JAKARTA, iNewsBlitar – Nama Jenderal TNI (Purn) Subagyo Hadi Siswoyo alias Subagyo HS cukup dikenal diawal Reformasi 1998.
Subagyo HS merupakan orang nomor satu di jajaran TNI Angkatan Darat (AD). Karenanya Subagyo ikut bertanggung jawab menjaga stabilitas keamanan di Tanah Air yang saat itu tengah bergolak.
Subagyo HS pernah dua kali menerima Kenaikan Pangkat Luar Biasa (KPLB) dalam Operasi Seroja dan Operasi Woyla.

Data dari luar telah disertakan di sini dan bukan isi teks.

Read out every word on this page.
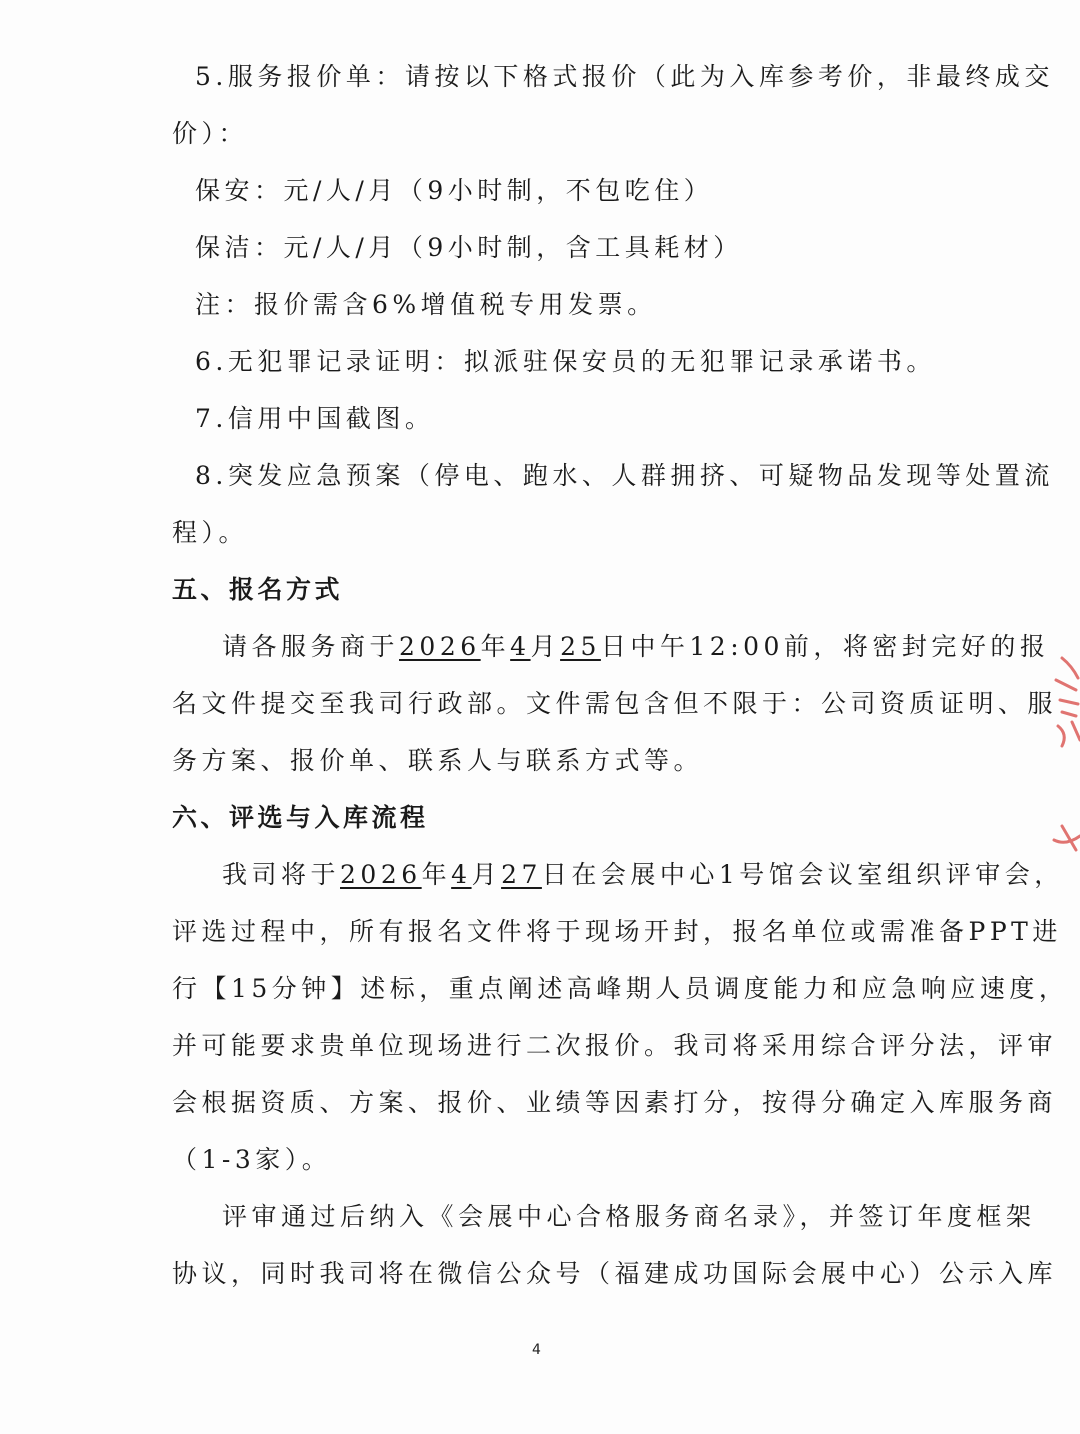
5.服务报价单：请按以下格式报价（此为入库参考价，非最终成交
价）：
保安：元/人/月（9小时制，不包吃住）
保洁：元/人/月（9小时制，含工具耗材）
注：报价需含6%增值税专用发票。
6.无犯罪记录证明：拟派驻保安员的无犯罪记录承诺书。
7.信用中国截图。
8.突发应急预案（停电、跑水、人群拥挤、可疑物品发现等处置流
程）。
五、报名方式
请各服务商于2026年4月25日中午12:00前，将密封完好的报
名文件提交至我司行政部。文件需包含但不限于：公司资质证明、服
务方案、报价单、联系人与联系方式等。
六、评选与入库流程
我司将于2026年4月27日在会展中心1号馆会议室组织评审会，
评选过程中，所有报名文件将于现场开封，报名单位或需准备PPT进
行【15分钟】述标，重点阐述高峰期人员调度能力和应急响应速度，
并可能要求贵单位现场进行二次报价。我司将采用综合评分法，评审
会根据资质、方案、报价、业绩等因素打分，按得分确定入库服务商
（1-3家）。
评审通过后纳入《会展中心合格服务商名录》，并签订年度框架
协议，同时我司将在微信公众号（福建成功国际会展中心）公示入库
4
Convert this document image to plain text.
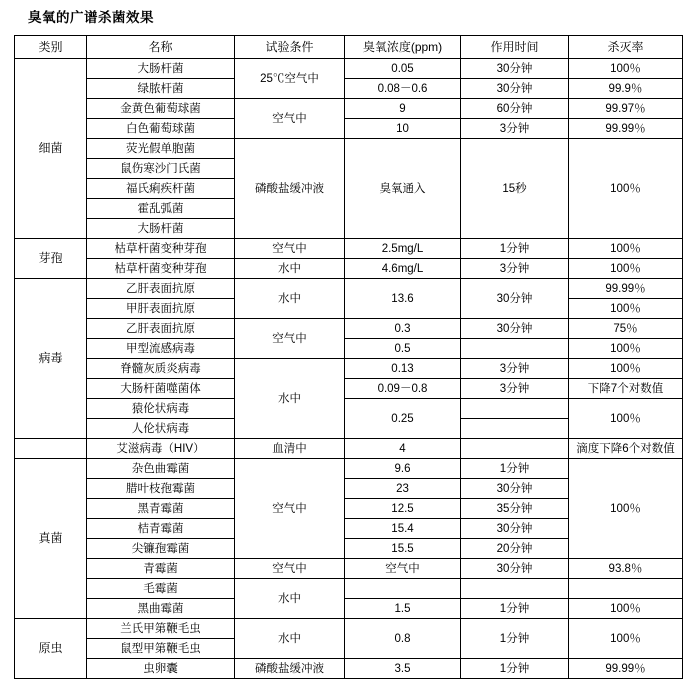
臭氧的广谱杀菌效果
类别	名称	试验条件	臭氧浓度(ppm)	作用时间	杀灭率
细菌	大肠杆菌	25℃空气中	0.05	30分钟	100％
	绿脓杆菌		0.08－0.6	30分钟	99.9％
	金黄色葡萄球菌	空气中	9	60分钟	99.97％
	白色葡萄球菌		10	3分钟	99.99％
	荧光假单胞菌	磷酸盐缓冲液	臭氧通入	15秒	100％
	鼠伤寒沙门氏菌				
	福氏痢疾杆菌				
	霍乱弧菌				
	大肠杆菌				
芽孢	枯草杆菌变种芽孢	空气中	2.5mg/L	1分钟	100％
	枯草杆菌变种芽孢	水中	4.6mg/L	3分钟	100％
病毒	乙肝表面抗原	水中	13.6	30分钟	99.99％
	甲肝表面抗原				100％
	乙肝表面抗原	空气中	0.3	30分钟	75％
	甲型流感病毒		0.5		100％
	脊髓灰质炎病毒	水中	0.13	3分钟	100％
	大肠杆菌噬菌体		0.09－0.8	3分钟	下降7个对数值
	猿伦状病毒		0.25		100％
	人伦状病毒				
	艾滋病毒（HIV）	血清中	4		滴度下降6个对数值
真菌	杂色曲霉菌	空气中	9.6	1分钟	100％
	腊叶枝孢霉菌		23	30分钟	
	黑青霉菌		12.5	35分钟	
	桔青霉菌		15.4	30分钟	
	尖镰孢霉菌		15.5	20分钟	
	青霉菌	空气中	空气中	30分钟	93.8％
	毛霉菌	水中			
	黑曲霉菌		1.5	1分钟	100％
原虫	兰氏甲第鞭毛虫	水中	0.8	1分钟	100％
	鼠型甲第鞭毛虫				
	虫卵囊	磷酸盐缓冲液	3.5	1分钟	99.99％
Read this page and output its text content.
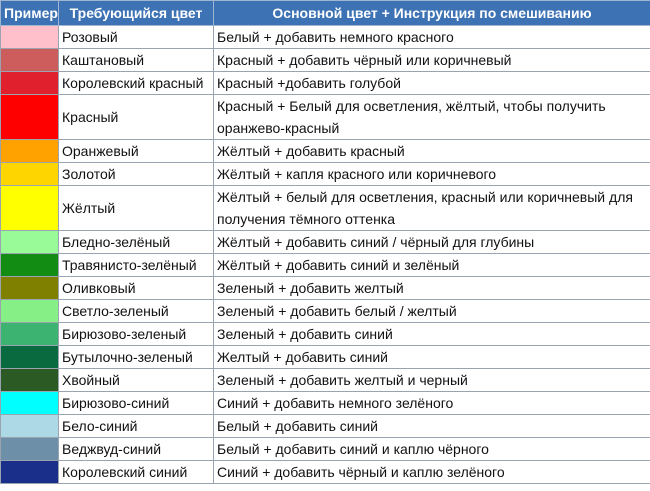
Пример	Требующийся цвет	Основной цвет + Инструкция по смешиванию
	Розовый	Белый + добавить немного красного
	Каштановый	Красный + добавить чёрный или коричневый
	Королевский красный	Красный +добавить голубой
	Красный	Красный + Белый для осветления, жёлтый, чтобы получить оранжево-красный
	Оранжевый	Жёлтый + добавить красный
	Золотой	Жёлтый + капля красного или коричневого
	Жёлтый	Жёлтый + белый для осветления, красный или коричневый для получения тёмного оттенка
	Бледно-зелёный	Жёлтый + добавить синий / чёрный для глубины
	Травянисто-зелёный	Жёлтый + добавить синий и зелёный
	Оливковый	Зеленый + добавить желтый
	Светло-зеленый	Зеленый + добавить белый / желтый
	Бирюзово-зеленый	Зеленый + добавить синий
	Бутылочно-зеленый	Желтый + добавить синий
	Хвойный	Зеленый + добавить желтый и черный
	Бирюзово-синий	Синий + добавить немного зелёного
	Бело-синий	Белый + добавить синий
	Веджвуд-синий	Белый + добавить синий и каплю чёрного
	Королевский синий	Синий + добавить чёрный и каплю зелёного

Hal itu yang menempatkan Subagyo sebagai satu-satunya Kepala Staf Angkatan Darat (KSAD) yang merasakan kepemimpinan tiga presiden yakni, Presiden Soeharto, Presiden BJ Habibie dan Presiden KH Abdurrahman Wahid (Gus Dur).
Dikutip dari buku biografi berjudul ”Jenderal TNI Wiranto: Penegak Gerakan Disiplin Nasional” disebutkan mantan Pangkostrad ini diangkat menjadi KSAD menggantikan Jenderal TNI Wiranto yang diangkat sebagai Panglima TNI.
”Berdasarkan keputusan yang diterimanya, Jenderal TNI Wiranto akan menyerahkan jabatan Kepala Staf TNI Angkatan Darat kepada penggantinya yakni, Letnan Jenderal TNI Subagyo HS,” tulis buku tersebut dikutip SINDOnews, Sabtu (2/4/2022).
Subagyo sejak dilantik Presiden Soeharto sebagai KSAD ke 20, langsung menghadapi tantangan berat.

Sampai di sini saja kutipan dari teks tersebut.